South Carolina — Members of South Carolina’s NAACP will march in protest of a “secession ball” in Charleston later this month which will commemorate the 150th anniversary of South Carolina’s secession from the Union.
State NAACP leaders held two press conferences Friday, spreading the word they will protest the ball and any other sesquicentennial events that they deem disrespectful.
“We are not opposed to observances,” said Lonnie Randolph, state president of the NAACP. “We are opposed to disrespect.”
NAACP members and supporters plan to hold a peaceful march in downtown Charleston the day of the ball, on Dec. 20, followed by a meeting and question-and-answer session focusing on slavery.
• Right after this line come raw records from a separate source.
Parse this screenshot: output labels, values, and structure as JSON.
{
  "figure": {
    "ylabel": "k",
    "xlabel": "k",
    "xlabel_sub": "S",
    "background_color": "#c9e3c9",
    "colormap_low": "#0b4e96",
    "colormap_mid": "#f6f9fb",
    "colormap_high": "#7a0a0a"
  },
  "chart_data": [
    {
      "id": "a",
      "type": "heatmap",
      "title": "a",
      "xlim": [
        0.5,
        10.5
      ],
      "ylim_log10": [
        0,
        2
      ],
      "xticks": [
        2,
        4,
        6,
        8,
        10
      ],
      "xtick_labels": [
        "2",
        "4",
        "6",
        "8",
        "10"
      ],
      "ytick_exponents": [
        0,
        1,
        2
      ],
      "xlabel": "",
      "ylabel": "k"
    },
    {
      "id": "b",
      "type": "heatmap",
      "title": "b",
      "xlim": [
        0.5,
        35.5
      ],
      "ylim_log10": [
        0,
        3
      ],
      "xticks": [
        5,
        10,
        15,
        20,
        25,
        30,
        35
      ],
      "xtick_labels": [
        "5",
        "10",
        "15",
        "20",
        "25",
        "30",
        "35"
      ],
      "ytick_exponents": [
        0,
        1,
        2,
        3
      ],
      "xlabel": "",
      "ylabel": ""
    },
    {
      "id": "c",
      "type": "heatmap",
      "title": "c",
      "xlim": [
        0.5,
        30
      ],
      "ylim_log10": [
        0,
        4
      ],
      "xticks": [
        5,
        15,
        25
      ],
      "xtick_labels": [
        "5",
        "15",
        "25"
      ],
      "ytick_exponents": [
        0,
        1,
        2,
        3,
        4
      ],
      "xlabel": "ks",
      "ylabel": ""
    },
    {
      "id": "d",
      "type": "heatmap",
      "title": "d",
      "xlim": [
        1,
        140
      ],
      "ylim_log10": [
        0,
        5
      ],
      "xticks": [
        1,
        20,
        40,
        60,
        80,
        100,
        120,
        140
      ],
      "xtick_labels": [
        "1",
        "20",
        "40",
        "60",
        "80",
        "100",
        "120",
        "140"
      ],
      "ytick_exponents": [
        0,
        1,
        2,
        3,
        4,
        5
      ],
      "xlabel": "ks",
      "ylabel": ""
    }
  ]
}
Participants will watch segments of “Birth of a Nation,” a 1915 silent film that portrayed Ku Klux Klan members as heroes. Nearby at Charleston’s Gaillard Municipal Auditorium, ball attendees, who will pay $100 a ticket, will don formal, period dress, eat and dance the Virginia Reel as a band plays “Dixie.”
The evening’s highlight will be a play reenacting the signing of South Carolina’s Ordinance of Secession 150 years ago, which severed the state’s ties with the Union and paved the way for the Civil War. “This is nothing more than a celebration of slavery,” Randolph said of the event.